I took Isabelle home and was very surprised indeed by what happened when I introduced them.  I put Isabelle directly in the cage and stood back to watch.  Isabelle and Rosemary approached each other and Ruby stood in the corner and observed.  Isabelle and Rosemary sniffed each other for about 30 seconds.  Suddenly Isabelle started sniffing in a more excited manner, she started sniffing Rosemary all over her body.  Isabelle then started jumping in the air and spreading out her little legs when she jumped, as though she were jumping for joy and was happy.  She stopped for a moment to sniff Rosemary and touched her with her front legs and climbed on her.  The again Isabelle jumped up and down.  She then used Rosemary as a launching pad and jumped off of her back and through the air.  It was almost as though you could read Isabelle’s thoughts during the re-introduction to her mother.  “Hey it’s another rat, I haven’t seen one in a year.  I think I’ll go sniff her.  Wait just a minute, this rat seems familiar.  I think I’ve seen this rat before, I better sniff some more to be sure.  Could it be?  Yes!  Yes!  It is!  This rat is my mother!  I’m so happy!  I feel like jumping for joy!  I am so happy to see my mother again!”

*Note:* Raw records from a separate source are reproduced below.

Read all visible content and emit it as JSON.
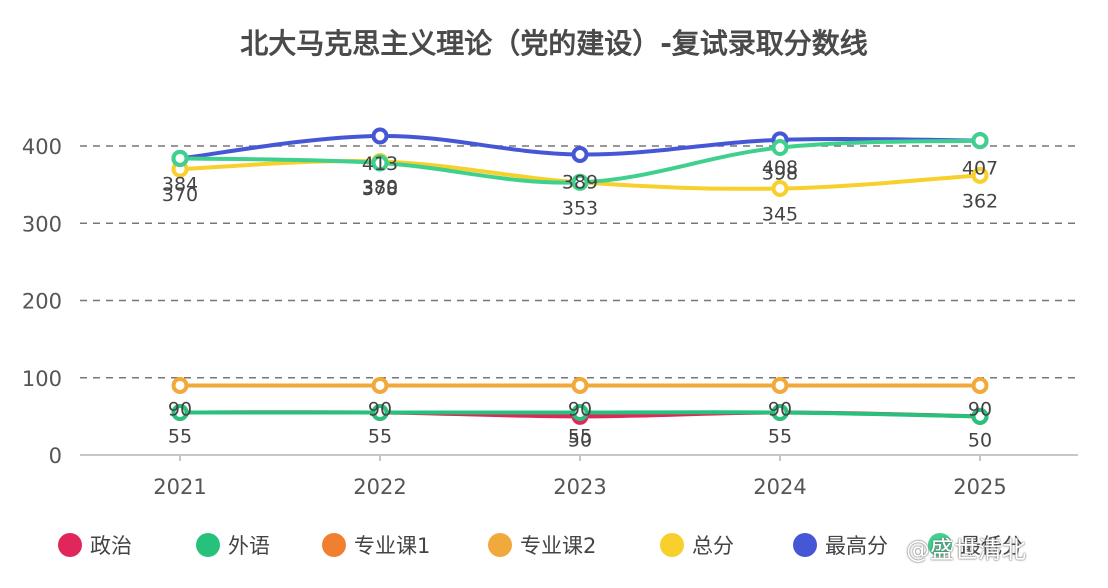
{
  "chart_data": {
    "type": "line",
    "title": "北大马克思主义理论（党的建设）-复试录取分数线",
    "categories": [
      "2021",
      "2022",
      "2023",
      "2024",
      "2025"
    ],
    "ylim": [
      0,
      400
    ],
    "yticks": [
      0,
      100,
      200,
      300,
      400
    ],
    "grid": true,
    "legend_position": "bottom",
    "series": [
      {
        "name": "政治",
        "color": "#e0265a",
        "values": [
          55,
          55,
          50,
          55,
          50
        ],
        "labels": [
          "",
          "",
          "50",
          "",
          ""
        ]
      },
      {
        "name": "外语",
        "color": "#26c27c",
        "values": [
          55,
          55,
          55,
          55,
          50
        ],
        "labels": [
          "55",
          "55",
          "55",
          "55",
          "50"
        ]
      },
      {
        "name": "专业课1",
        "color": "#f08030",
        "values": [
          90,
          90,
          90,
          90,
          90
        ],
        "labels": [
          "",
          "",
          "",
          "",
          ""
        ]
      },
      {
        "name": "专业课2",
        "color": "#f2a93b",
        "values": [
          90,
          90,
          90,
          90,
          90
        ],
        "labels": [
          "90",
          "90",
          "90",
          "90",
          "90"
        ]
      },
      {
        "name": "总分",
        "color": "#f7d02c",
        "values": [
          370,
          380,
          353,
          345,
          362
        ],
        "labels": [
          "370",
          "380",
          "",
          "345",
          "362"
        ]
      },
      {
        "name": "最高分",
        "color": "#4657d6",
        "values": [
          384,
          413,
          389,
          408,
          407
        ],
        "labels": [
          "",
          "413",
          "389",
          "408",
          "407"
        ]
      },
      {
        "name": "最低分",
        "color": "#3fd08e",
        "values": [
          384,
          378,
          353,
          398,
          407
        ],
        "labels": [
          "384",
          "378",
          "353",
          "398",
          ""
        ]
      }
    ]
  },
  "watermark": "@盛世清北"
}
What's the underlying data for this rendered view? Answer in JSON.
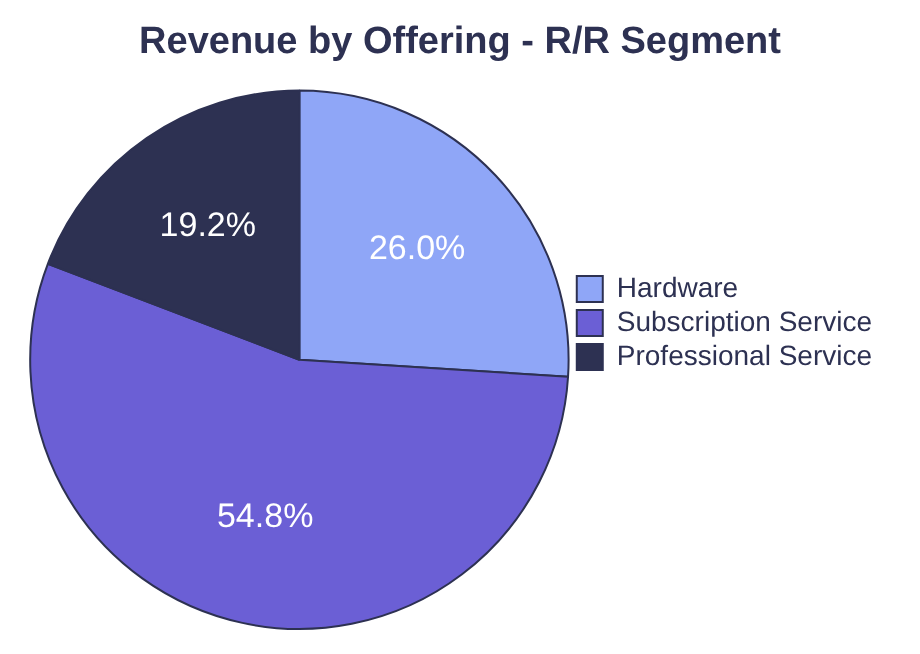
{
  "chart_data": {
    "type": "pie",
    "title": "Revenue by Offering - R/R Segment",
    "categories": [
      "Hardware",
      "Subscription Service",
      "Professional Service"
    ],
    "values": [
      26.0,
      54.8,
      19.2
    ],
    "colors": [
      "#8fa6f7",
      "#6b5fd5",
      "#2d3152"
    ],
    "value_labels": [
      "26.0%",
      "54.8%",
      "19.2%"
    ],
    "legend": "right"
  }
}
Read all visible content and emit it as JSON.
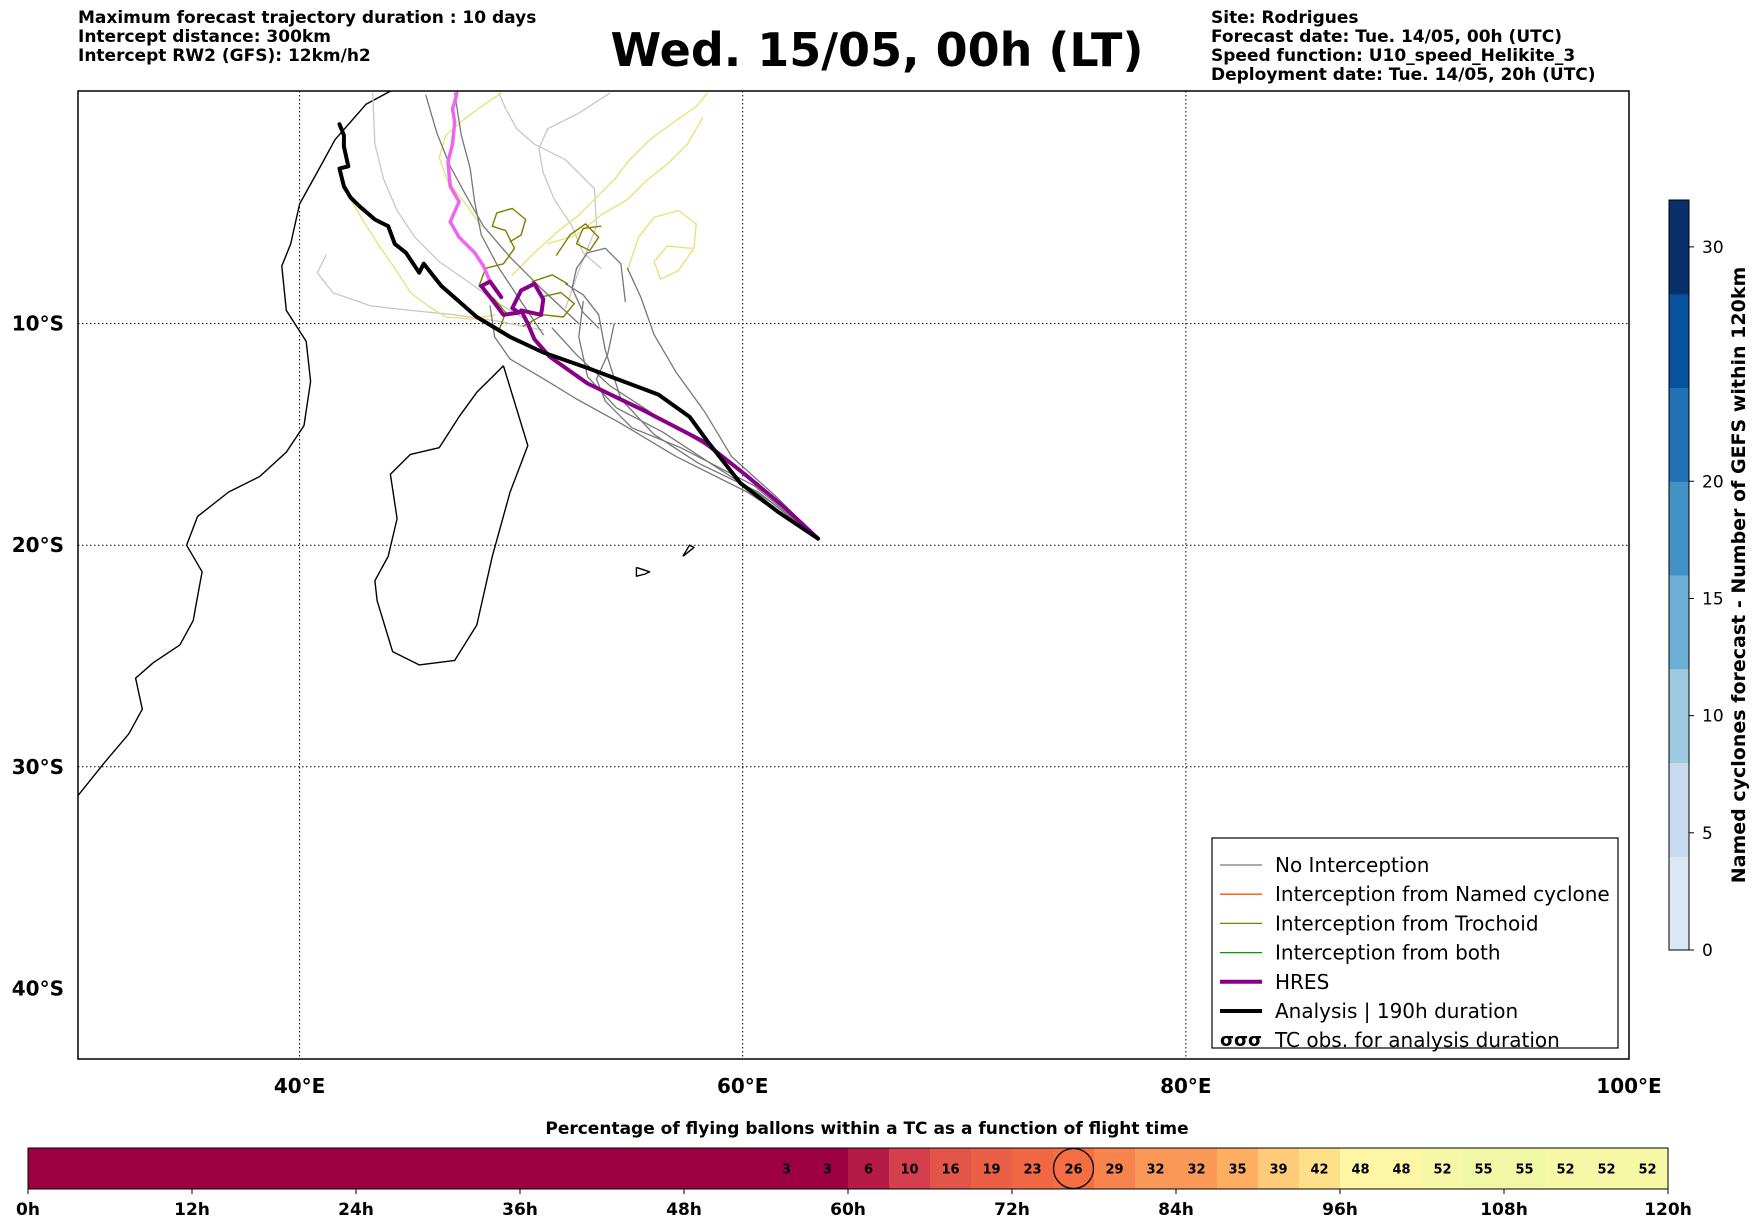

The reunion of mother and daughter appeared so touching that it made me cry.  It truly appeared as though the rats remembered each other.  After joyous celebration (mostly on Isabelle’s part,) all three rats settled into comfortable life with each other.  They seemed to enjoy each other’s company when awake and later would sleep happily together in a pile in a little rat house in their cage.

Isabelle fit easily into life at my apartment.  She had just as much personality and charm as the other two and I enjoyed her very much as well.  She also would come when called and seemed to know her name.  She also became potty trained.  She also loved to eat food from me and would join in the daily drinking of green tea.

Having rats was so fun.  I enjoyed them every day that they shared their lives with me.  The saddest part about having rats is that they do not live very long.  Usually a rat doesn’t survive much longer than the age of three or so.

Isabelle was the first rat I lost.  She got big tumors on her body which grew very large.  One day she died in her sleep.  Ruby and Rosemary never got any visible tumors.  They lived about 6 months and a year longer than Isabelle, respectively.

It’s been over 10 years since I had them, but still fondly remember them as some of the most fun and cherished pets I’ve ever had.  I still miss them.

They say that green tea is supposed to help prevent cancer.  My experiment of three beloved animals seems to suggest that may have been true for them.  Isabelle went without green tea for a whole year while Ruby and Rosemary had it every day.  Both Ruby and Rosemary never got visible tumors while Isabelle grew large tumors all over her body and died much sooner than they did.

As someone who was educated in science, I am fully aware that my little experiment is complete bullshit.  It has no scientific basis or significance.  However, it’s enough to make me continue to want to drink green tea.  Besides, drinking green tea makes me remember the three beautiful souls that once shared my life and brought me joy.